今後僕自身がやっていきたいこととしては、自身でプログラミングを勉強して制作していくこともあるのですが、最終的には発注したり、塾校生に制作を任せることだと考えています。
その時に、例えばここの工程にはどれぐらい時間がかかって、ものを作るには工数がどれぐらいかかるのか理解できていることが一番重要だと思うんです。

今回の受講を経てサイト制作に必要な時間や工数を知ることができたので、今後はアプリに関しても理解していきたいと考えていますね。

――独学で学ばれていた時と受講後で、何かご自身の中で変化はありましたか?

独学で学ぶということは、「自分の知っている範囲でやる」っていうことだと思うんですよね。
もちろんいっぱい勉強しますし、今色んなWebサイトが色々と紹介をしてくださっているので、凄く時間をかけてやれば多くの情報を得られると思うんですけど、どうしても自分の世界にこもりがちになってしまうのではないかなと思うんです。

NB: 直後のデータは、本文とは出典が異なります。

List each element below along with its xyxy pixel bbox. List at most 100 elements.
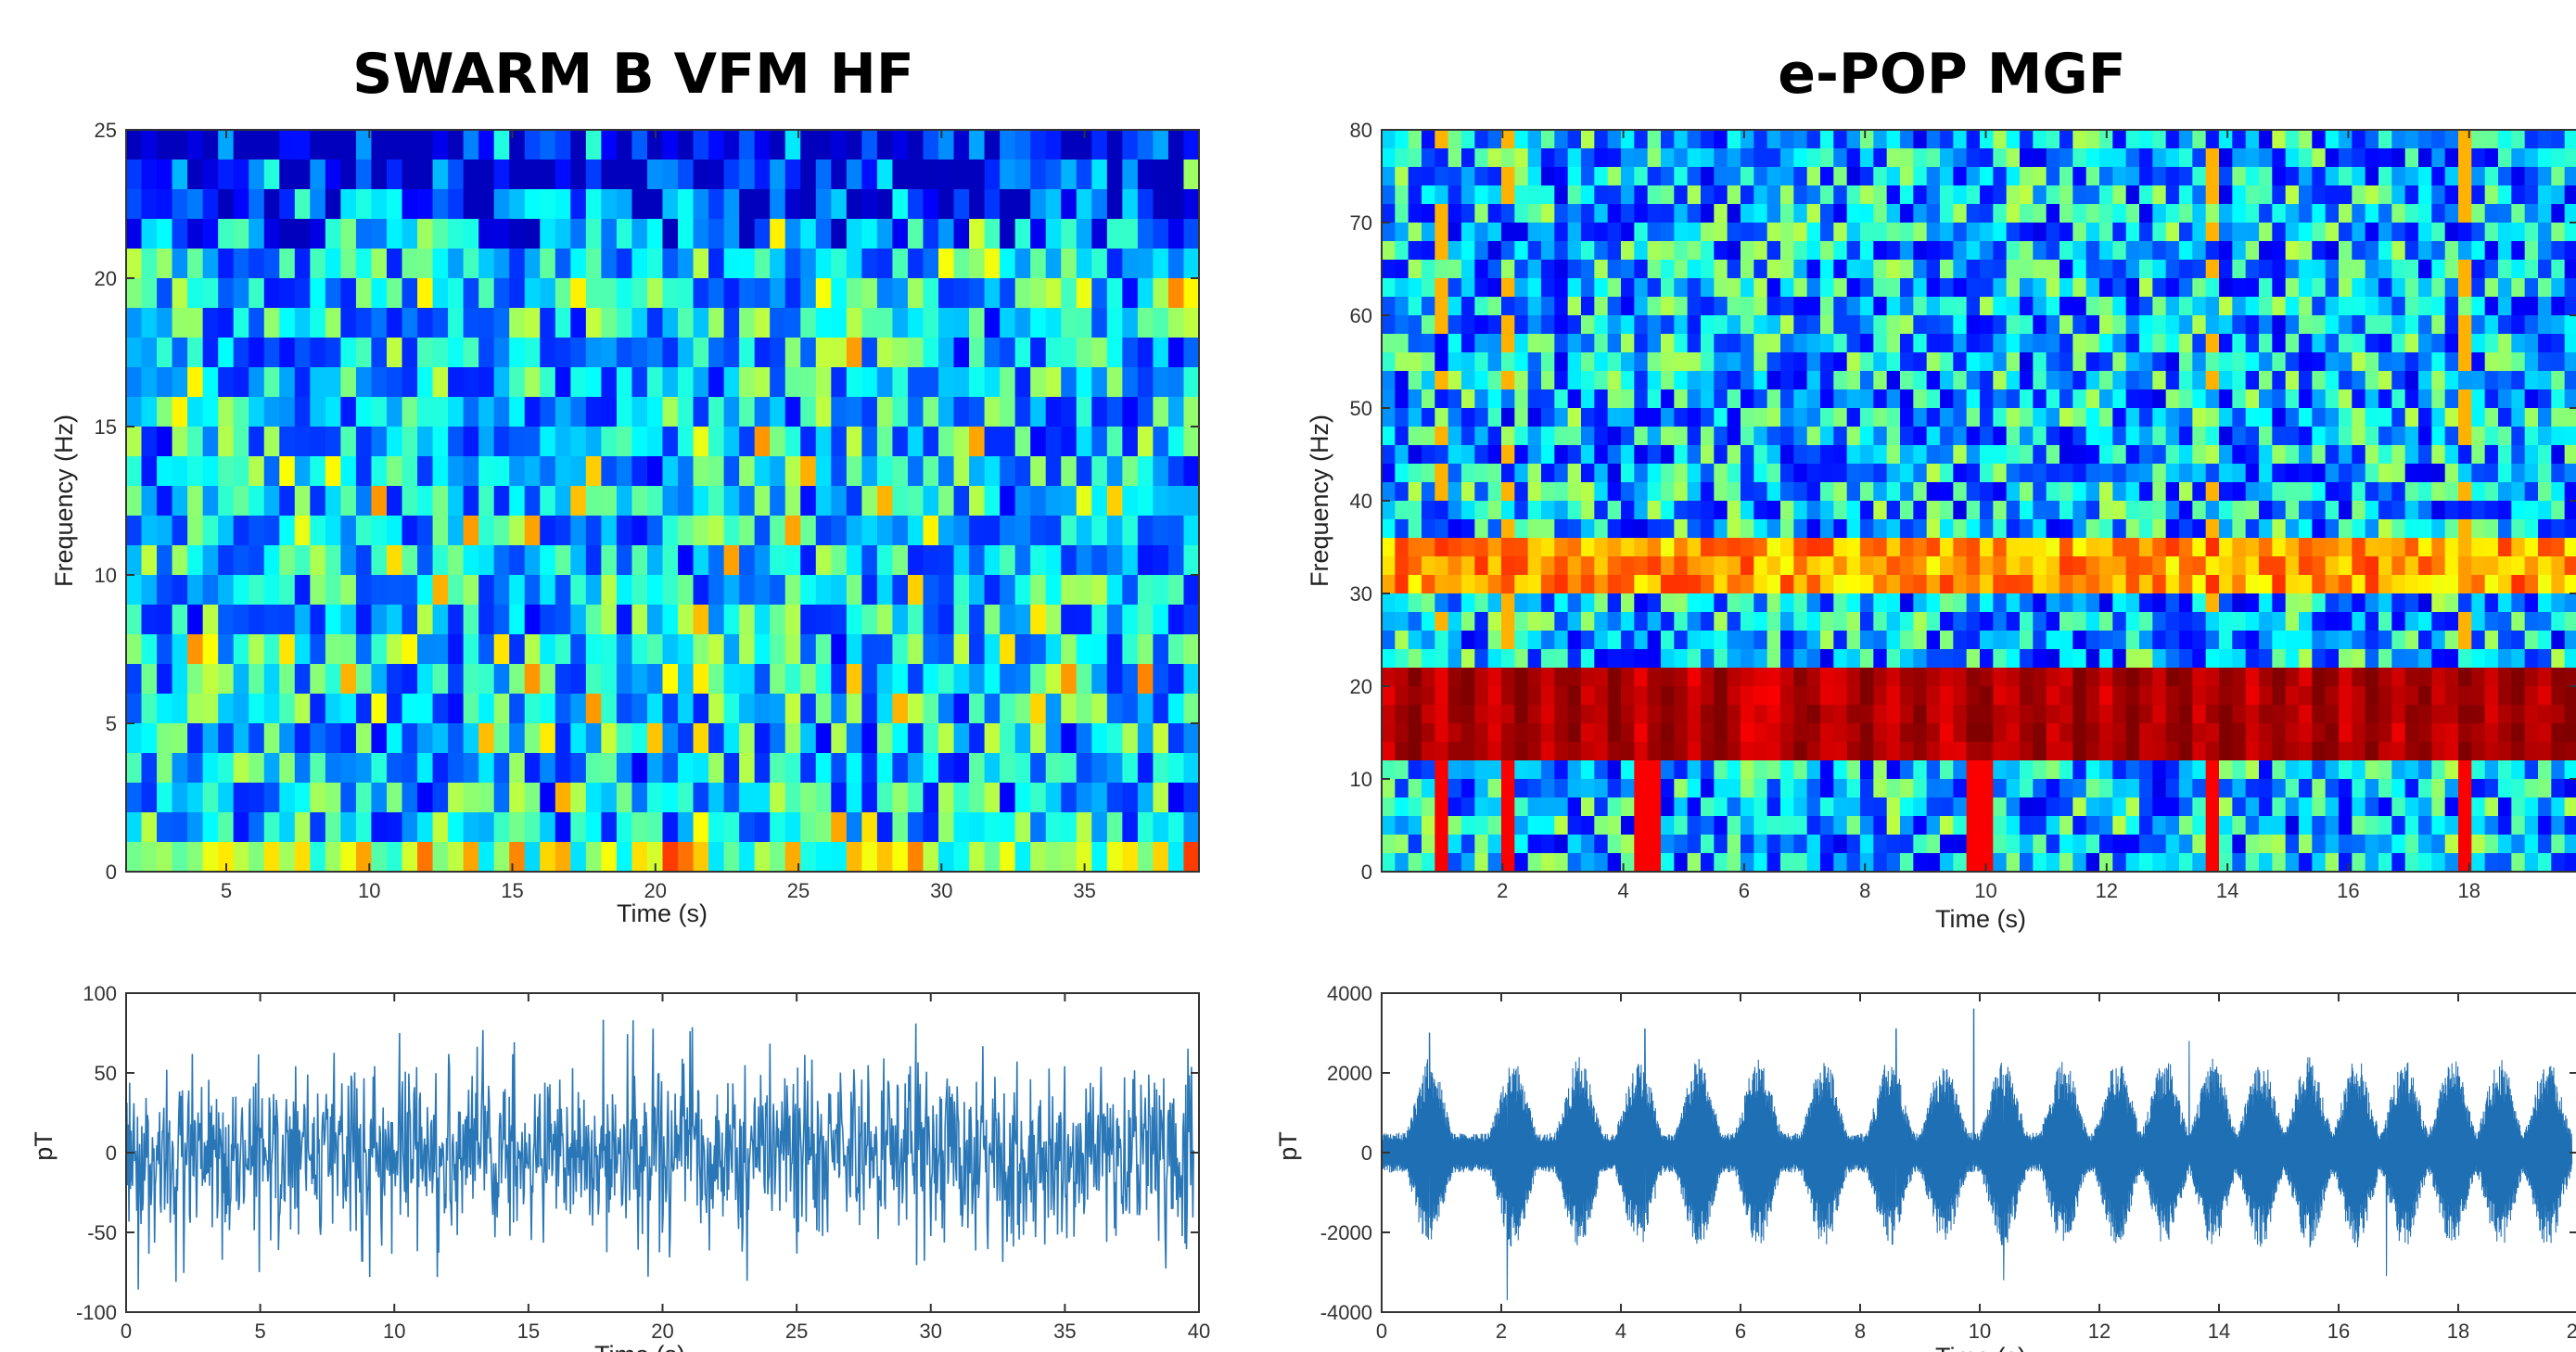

今回受講してみて、自分が知らない世界を教えてもらったことで、当然新しい見方がたくさん出てきたんです。
Webサイトは出来上がりの見栄えさえよければいいって思っている方もいるかと思うんですが、実は「人に伝える」という本質的なところが一番キモだというところを再認識させてもらえたので、そこが一番自分の中で感じた変化ですね。

――これからTechAcademyの受講を考えている方々に向けてメッセージをお願いします。 

僕自身、プログラミングを独学で学ぶという手もあると考えています。でも、独学でやっていたら、やっぱりどこかで心が折れてしまうタイミングが多いんですよね。
そんな時の選択肢として、オンラインサービスをうまく活用すると、実は自分が思っているよりも立ち上げまでに起きる障壁って凄く少なくて済むのかなと感じました。

なので、やってみたいけど、大変そうだからやっぱりやめようって思ってしまっている人は、何か一歩踏み出してみたらいいと思います。
自分のやりたかったことを形にする壁は、今は凄く低くなっているんだよっていうことを、もっと色んな人、特に地方に住んでいる方に伝えたいです。